What is the order of this pole?

Question

$$f(z)=\frac 1{\cos(z^4)-1}$$

$z=0$ is a pole of $f$, and I believe that the Laurent series centred at $0$ is $-\frac 2{z^8}-\frac 16+...$, which looks like the pole is of order $8$, but why does Wolfram Alpha claim that the pole is of order $2$?

Answer 1

You are right. And Wolfram seems to agree.

By Taylor expansion $\cos z=1-z^2/2+O(z^4)$ so $$ \cos(z^4)-1=-\frac{z^8}{2}+O(z^{16})=-\frac{z^8}{2}(1+o(1)). $$ Hence $$ f(z)=\frac{1}{\cos(z^4)-1}=\frac{1}{-\frac{z^8}{2}(1+o(1))}=-\frac{2}{z^8(1+o(1))}\sim-\frac{2}{z^8} $$ So $\lim_0 z^8f(z)=-2\neq 0$. This means that $g(z)=z^8f(z)$ is holomorphic at $0$ (in a neighborhood of $0$) with $g(0)=-2$. So a power series expansion of $g$ will yield a Laurent expansion of $f$ starting by $-\frac{2}{z^8}$.

So indeed, $0$ is a pole of $f$ of order $8$.

Answer 2

The order of the pole is the number of elements in the finite (!) principal part of the Laurent series of your function (or the highest negative power).
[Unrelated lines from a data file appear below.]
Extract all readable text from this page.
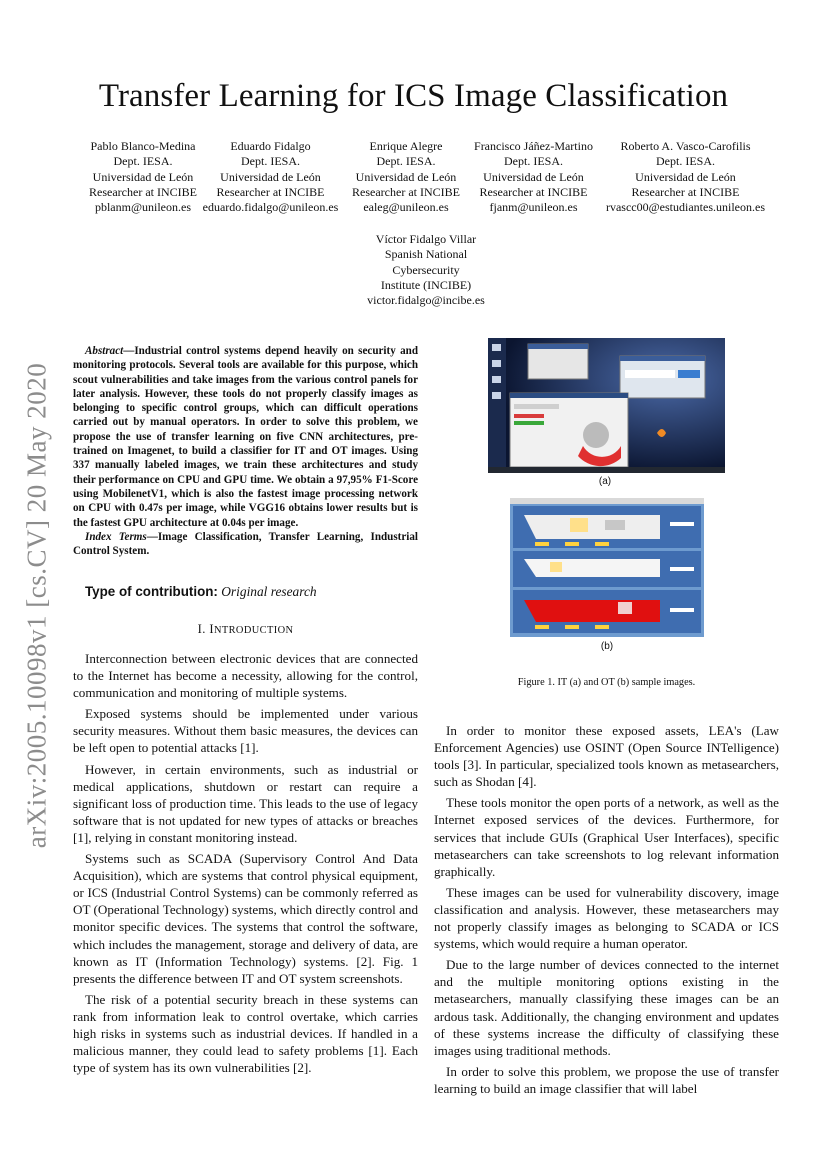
Transfer Learning for ICS Image Classification
Pablo Blanco-Medina
Dept. IESA.
Universidad de León
Researcher at INCIBE
pblanm@unileon.es
Eduardo Fidalgo
Dept. IESA.
Universidad de León
Researcher at INCIBE
eduardo.fidalgo@unileon.es
Enrique Alegre
Dept. IESA.
Universidad de León
Researcher at INCIBE
ealeg@unileon.es
Francisco Jáñez-Martino
Dept. IESA.
Universidad de León
Researcher at INCIBE
fjanm@unileon.es
Roberto A. Vasco-Carofilis
Dept. IESA.
Universidad de León
Researcher at INCIBE
rvascc00@estudiantes.unileon.es
Víctor Fidalgo Villar
Spanish National
Cybersecurity
Institute (INCIBE)
victor.fidalgo@incibe.es
arXiv:2005.10098v1 [cs.CV] 20 May 2020

Abstract—Industrial control systems depend heavily on security and monitoring protocols. Several tools are available for this purpose, which scout vulnerabilities and take images from the various control panels for later analysis. However, these tools do not properly classify images as belonging to specific control groups, which can difficult operations carried out by manual operators. In order to solve this problem, we propose the use of transfer learning on five CNN architectures, pre-trained on Imagenet, to build a classifier for IT and OT images. Using 337 manually labeled images, we train these architectures and study their performance on CPU and GPU time. We obtain a 97,95% F1-Score using MobilenetV1, which is also the fastest image processing network on CPU with 0.47s per image, while VGG16 obtains lower results but is the fastest GPU architecture at 0.04s per image.

Index Terms—Image Classification, Transfer Learning, Industrial Control System.

Type of contribution: Original research
I. INTRODUCTION

Interconnection between electronic devices that are connected to the Internet has become a necessity, allowing for the control, communication and monitoring of multiple systems.

Exposed systems should be implemented under various security measures. Without them basic measures, the devices can be left open to potential attacks [1].

However, in certain environments, such as industrial or medical applications, shutdown or restart can require a significant loss of production time. This leads to the use of legacy software that is not updated for new types of attacks or breaches [1], relying in constant monitoring instead.

Systems such as SCADA (Supervisory Control And Data Acquisition), which are systems that control physical equipment, or ICS (Industrial Control Systems) can be commonly referred as OT (Operational Technology) systems, which directly control and monitor specific devices. The systems that control the software, which includes the management, storage and delivery of data, are known as IT (Information Technology) systems. [2]. Fig. 1 presents the difference between IT and OT system screenshots.

The risk of a potential security breach in these systems can rank from information leak to control overtake, which carries high risks in systems such as industrial devices. If handled in a malicious manner, they could lead to safety problems [1]. Each type of system has its own vulnerabilities [2].

(a)
(b)
Figure 1. IT (a) and OT (b) sample images.

In order to monitor these exposed assets, LEA's (Law Enforcement Agencies) use OSINT (Open Source INTelligence) tools [3]. In particular, specialized tools known as metasearchers, such as Shodan [4].

These tools monitor the open ports of a network, as well as the Internet exposed services of the devices. Furthermore, for services that include GUIs (Graphical User Interfaces), specific metasearchers can take screenshots to log relevant information graphically.

These images can be used for vulnerability discovery, image classification and analysis. However, these metasearchers may not properly classify images as belonging to SCADA or ICS systems, which would require a human operator.

Due to the large number of devices connected to the internet and the multiple monitoring options existing in the metasearchers, manually classifying these images can be an ardous task. Additionally, the changing environment and updates of these systems increase the difficulty of classifying these images using traditional methods.

In order to solve this problem, we propose the use of transfer learning to build an image classifier that will label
You have 4 poles (solve the equation $(\cos \left(z^4\right)-1)$: $\left\{\left\{x\to -\sqrt[4]{2 \pi } \left(\sqrt[4]{n}\right)\right\},\left\{x\to -i \sqrt[4]{2 \pi } \sqrt[4]{n}\right\},\left\{x\to i \sqrt[4]{2 \pi } \sqrt[4]{n}\right\},\left\{x\to \sqrt[4]{2 \pi } \sqrt[4]{n}\right\}\right\}$. If you expand the initial function into Laurent series you will get (for example for the last root): $\frac{5 \left(z-\sqrt[4]{2 \pi }\right)}{32 \sqrt[4]{2} \pi ^{9/4}}+\frac{3}{16\ 2^{3/4} \pi ^{7/4} \left(z-\sqrt[4]{2 \pi }\right)}+\frac{1}{16 \left(\sqrt{2} \pi ^{3/2}\right) \left(z-\sqrt[4]{2 \pi }\right)^2}+\left(-\frac{1}{6}-\frac{19}{128 \pi ^2}\right)+O\left(\left(\text{z}-\sqrt[4]{2 \pi }\right)^2\right)$ The order of this pole is 2. One can conclude that you have 4 poles, each having order 2. So I guess Wolfram Alpha is correct :).